Ce samedi à 15 heures, Lyon sera le théâtre d'une marche dédiée à Quentin Deranque, un jeune militant nationaliste de 23 ans décédé suite à une violente agression. Entre 2 000 et 3 000 participants sont attendus, avec un dispositif de sécurité renforcé, comme l'a indiqué la préfecture du Rhône.
La marche survient une semaine après l'incident tragique survenu le 12 février lors d'une conférence de l’eurodéputée Insoumise Rima Hassan, où Quentin a été brutalement attaqué. Les autorités ont déjà interpellé sept suspects, liés à un groupe d'ultragauche, dont certains sont en détention préventive pour homicide volontaire ou complicité, a rapporté Le Parisien.
Un dispositif policier impressionnant
Laurent Nuñez, le ministre de l'Intérieur, a souligné que cet événement serait encadré par un "dispositif policier extrêmement important". La préfecture a précisé qu'une importante mobilisation, similaire à celle d'une manifestation du 1er mai, serait mise en place, avec la présence de plusieurs compagnies républicaines de sécurité et de gendarmes mobiles. "Nous attendons beaucoup de monde", a affirmé Christophe Pradier, secrétaire départemental du Rhône, sur BFMTV.
Le parcours de la marche
Les manifestants se rassembleront place Jean Jaurès avant de parcourir un kilomètre. Le parcours inclura des rues emblématiques de Lyon, se terminant rue Victor Lagrange, là où l'incident tragique a eu lieu, selon des détails fournis par la préfecture.
Les organisateurs de la marche
Cette initiative est portée par une proche de Quentin et Aliette Espieux, une militante d'extrême droite qui a tenté de dissocier cet événement de tout agenda politique. Elle a promis des interventions de témoignages de proches pour rappeler la personnalité de Quentin.
La famille se distancie de l'événement
Malgré les intentions respectueuses des organisateurs, la famille de Quentin a décliné l'invitation à participer, souhaitant que la marche soit dépourvue de toute expression politique. Aliette Espieux espère voir entre 2 000 et 3 000 participants, une estimation conforme à celle des autorités.

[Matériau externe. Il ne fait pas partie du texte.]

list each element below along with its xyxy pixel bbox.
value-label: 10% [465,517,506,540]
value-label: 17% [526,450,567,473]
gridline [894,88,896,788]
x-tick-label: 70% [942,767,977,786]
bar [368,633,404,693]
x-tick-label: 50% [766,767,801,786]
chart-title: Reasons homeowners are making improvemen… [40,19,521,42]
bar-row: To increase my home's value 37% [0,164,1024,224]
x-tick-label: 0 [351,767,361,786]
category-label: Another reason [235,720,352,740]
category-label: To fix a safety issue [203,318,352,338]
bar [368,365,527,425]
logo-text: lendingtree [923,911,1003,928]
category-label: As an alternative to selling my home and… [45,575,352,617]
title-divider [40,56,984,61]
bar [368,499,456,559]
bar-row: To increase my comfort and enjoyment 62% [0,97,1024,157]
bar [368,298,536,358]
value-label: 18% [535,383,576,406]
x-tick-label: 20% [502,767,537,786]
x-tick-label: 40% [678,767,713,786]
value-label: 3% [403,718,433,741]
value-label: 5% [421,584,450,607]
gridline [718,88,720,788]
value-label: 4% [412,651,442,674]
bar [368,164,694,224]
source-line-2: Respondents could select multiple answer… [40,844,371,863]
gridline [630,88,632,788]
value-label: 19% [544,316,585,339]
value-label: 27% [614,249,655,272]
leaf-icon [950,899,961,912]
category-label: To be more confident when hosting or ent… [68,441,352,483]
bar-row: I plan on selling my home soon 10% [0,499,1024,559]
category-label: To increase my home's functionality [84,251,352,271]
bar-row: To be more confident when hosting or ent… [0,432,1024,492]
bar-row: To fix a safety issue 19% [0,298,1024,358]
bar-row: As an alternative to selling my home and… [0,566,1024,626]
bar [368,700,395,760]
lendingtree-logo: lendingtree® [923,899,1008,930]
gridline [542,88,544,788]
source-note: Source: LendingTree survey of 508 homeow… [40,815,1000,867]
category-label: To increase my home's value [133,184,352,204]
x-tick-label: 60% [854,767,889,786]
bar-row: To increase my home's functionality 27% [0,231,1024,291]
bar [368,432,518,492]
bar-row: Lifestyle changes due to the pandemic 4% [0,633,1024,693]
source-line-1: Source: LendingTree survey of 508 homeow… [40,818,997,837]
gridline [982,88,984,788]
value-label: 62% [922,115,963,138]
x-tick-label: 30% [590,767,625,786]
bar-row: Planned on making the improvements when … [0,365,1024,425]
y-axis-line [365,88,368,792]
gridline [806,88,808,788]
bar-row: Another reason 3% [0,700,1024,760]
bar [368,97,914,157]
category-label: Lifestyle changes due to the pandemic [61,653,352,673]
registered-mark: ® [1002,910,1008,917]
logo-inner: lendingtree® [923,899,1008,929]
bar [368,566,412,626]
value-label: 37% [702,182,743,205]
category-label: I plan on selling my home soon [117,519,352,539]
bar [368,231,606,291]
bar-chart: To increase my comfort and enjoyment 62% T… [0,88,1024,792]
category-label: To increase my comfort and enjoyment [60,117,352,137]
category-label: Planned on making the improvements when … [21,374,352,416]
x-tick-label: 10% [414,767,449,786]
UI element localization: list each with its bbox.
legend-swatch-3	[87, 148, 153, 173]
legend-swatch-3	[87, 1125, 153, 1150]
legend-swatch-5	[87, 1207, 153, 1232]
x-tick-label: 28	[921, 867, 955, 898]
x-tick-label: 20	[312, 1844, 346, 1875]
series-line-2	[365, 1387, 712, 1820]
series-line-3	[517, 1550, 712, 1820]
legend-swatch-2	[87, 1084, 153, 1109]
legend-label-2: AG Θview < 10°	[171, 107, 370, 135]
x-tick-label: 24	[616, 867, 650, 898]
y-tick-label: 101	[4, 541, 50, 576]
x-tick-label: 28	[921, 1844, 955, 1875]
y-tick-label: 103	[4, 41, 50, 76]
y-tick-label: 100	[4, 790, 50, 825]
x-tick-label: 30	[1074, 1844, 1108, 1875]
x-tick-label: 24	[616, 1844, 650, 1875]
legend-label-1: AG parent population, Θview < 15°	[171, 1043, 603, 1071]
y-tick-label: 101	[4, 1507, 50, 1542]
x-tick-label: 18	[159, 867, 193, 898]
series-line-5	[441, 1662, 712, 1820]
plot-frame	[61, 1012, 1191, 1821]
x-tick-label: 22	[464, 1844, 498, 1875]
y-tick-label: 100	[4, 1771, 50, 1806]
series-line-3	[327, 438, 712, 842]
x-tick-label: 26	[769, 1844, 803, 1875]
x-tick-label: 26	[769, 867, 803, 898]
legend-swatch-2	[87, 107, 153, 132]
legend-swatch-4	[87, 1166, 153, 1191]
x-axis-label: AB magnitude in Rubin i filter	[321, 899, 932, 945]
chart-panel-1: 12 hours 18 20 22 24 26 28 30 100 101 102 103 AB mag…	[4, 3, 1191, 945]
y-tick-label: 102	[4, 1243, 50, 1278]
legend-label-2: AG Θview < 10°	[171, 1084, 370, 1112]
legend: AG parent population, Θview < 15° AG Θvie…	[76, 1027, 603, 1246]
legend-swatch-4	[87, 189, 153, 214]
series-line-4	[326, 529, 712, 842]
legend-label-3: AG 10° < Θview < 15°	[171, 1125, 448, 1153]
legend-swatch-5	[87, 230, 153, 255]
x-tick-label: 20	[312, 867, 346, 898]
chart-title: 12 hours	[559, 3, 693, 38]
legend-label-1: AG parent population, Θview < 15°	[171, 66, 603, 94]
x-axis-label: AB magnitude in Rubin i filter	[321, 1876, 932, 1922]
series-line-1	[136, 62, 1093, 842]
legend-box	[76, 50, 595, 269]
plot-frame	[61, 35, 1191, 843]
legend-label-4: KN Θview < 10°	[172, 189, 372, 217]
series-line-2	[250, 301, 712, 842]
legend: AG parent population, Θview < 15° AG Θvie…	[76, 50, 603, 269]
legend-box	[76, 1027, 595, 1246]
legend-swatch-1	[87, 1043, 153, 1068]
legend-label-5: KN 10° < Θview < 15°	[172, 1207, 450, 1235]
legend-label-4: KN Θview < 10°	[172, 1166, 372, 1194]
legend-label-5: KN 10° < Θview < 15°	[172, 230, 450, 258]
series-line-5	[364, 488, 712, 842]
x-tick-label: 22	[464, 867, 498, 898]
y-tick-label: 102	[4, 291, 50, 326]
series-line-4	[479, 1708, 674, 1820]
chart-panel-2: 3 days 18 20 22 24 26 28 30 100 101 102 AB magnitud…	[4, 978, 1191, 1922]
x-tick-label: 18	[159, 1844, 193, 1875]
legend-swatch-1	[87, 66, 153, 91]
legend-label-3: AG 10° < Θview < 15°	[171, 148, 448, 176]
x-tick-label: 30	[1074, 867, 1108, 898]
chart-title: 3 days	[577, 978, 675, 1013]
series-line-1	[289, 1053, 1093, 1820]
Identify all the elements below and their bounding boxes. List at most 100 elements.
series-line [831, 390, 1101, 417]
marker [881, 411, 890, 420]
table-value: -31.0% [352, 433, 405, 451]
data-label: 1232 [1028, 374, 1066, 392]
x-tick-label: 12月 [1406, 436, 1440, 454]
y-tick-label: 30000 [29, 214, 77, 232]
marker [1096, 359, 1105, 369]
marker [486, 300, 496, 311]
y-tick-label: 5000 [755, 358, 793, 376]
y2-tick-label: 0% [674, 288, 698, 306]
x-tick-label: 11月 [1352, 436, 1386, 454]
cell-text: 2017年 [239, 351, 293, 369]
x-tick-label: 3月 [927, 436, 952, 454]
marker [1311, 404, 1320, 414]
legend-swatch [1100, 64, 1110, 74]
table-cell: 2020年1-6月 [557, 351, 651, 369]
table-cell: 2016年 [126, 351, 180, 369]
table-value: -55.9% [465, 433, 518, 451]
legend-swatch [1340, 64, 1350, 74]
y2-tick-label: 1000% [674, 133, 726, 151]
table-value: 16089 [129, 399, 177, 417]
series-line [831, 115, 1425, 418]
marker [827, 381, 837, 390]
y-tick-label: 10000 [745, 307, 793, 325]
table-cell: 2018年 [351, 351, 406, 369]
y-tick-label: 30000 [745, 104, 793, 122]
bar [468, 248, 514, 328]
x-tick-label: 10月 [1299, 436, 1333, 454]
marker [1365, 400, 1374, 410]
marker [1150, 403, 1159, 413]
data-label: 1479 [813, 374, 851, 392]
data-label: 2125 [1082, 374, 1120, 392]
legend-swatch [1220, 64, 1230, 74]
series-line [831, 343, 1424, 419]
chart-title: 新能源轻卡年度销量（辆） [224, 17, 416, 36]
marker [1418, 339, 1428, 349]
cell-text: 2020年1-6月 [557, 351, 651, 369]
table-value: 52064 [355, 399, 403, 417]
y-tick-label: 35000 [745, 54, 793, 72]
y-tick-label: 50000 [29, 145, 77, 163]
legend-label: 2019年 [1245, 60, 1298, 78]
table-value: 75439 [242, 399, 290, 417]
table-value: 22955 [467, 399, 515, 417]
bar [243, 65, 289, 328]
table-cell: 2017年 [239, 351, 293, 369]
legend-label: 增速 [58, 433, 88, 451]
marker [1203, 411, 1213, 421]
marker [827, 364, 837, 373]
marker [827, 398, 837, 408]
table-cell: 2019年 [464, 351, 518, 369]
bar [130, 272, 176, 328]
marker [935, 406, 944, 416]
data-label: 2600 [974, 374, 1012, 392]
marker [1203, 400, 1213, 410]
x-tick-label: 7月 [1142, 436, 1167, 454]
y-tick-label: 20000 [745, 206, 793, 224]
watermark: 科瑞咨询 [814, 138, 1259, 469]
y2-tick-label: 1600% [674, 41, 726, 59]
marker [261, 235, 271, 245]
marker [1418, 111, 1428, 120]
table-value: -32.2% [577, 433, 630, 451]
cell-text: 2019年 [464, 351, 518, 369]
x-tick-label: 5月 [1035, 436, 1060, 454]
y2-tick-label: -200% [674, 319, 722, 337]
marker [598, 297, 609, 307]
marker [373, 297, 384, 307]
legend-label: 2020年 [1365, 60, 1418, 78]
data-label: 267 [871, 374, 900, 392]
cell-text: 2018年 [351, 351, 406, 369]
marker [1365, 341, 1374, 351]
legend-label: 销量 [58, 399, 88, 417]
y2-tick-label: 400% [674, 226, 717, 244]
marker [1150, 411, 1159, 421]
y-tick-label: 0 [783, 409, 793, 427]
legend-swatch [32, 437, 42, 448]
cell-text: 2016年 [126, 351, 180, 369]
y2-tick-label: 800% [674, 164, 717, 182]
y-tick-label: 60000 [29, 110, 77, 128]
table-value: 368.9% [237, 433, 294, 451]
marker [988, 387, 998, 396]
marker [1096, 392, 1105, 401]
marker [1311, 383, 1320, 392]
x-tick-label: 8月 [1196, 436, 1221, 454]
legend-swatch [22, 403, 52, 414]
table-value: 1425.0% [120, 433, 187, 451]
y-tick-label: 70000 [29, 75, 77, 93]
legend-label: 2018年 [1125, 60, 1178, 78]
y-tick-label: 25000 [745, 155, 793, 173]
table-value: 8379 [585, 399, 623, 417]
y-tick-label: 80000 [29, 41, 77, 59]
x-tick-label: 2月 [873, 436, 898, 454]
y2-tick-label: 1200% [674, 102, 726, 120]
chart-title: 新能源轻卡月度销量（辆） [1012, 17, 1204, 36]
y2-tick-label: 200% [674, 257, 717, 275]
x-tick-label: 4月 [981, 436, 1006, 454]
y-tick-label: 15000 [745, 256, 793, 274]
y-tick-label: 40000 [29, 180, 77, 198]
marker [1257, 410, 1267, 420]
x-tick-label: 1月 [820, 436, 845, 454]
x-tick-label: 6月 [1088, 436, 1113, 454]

La présence de plusieurs groupuscules d'extrême droite a été confirmée, tandis que des figures politiques importantes, comme Jordan Bardella du Rassemblement National, ont appelé leurs membres à rester à l'écart pour éviter des affrontements.
Ce contexte de tensions interroge, alors que des groupes antifascistes ont également annoncé des manifestations en soutien à un quartier de Lyon ce même jour. Le Parisien a noté que des appels à manifester circulent sur les réseaux sociaux.
Les réactions vont au-delà des frontières, avec des déclarations de soutien et d'inquiétude provenant même de responsables internationaux, comme la cheffe du gouvernement italien et l'administration Trump, soulignant l'importance de rendre justice et de prévenir de telles violences.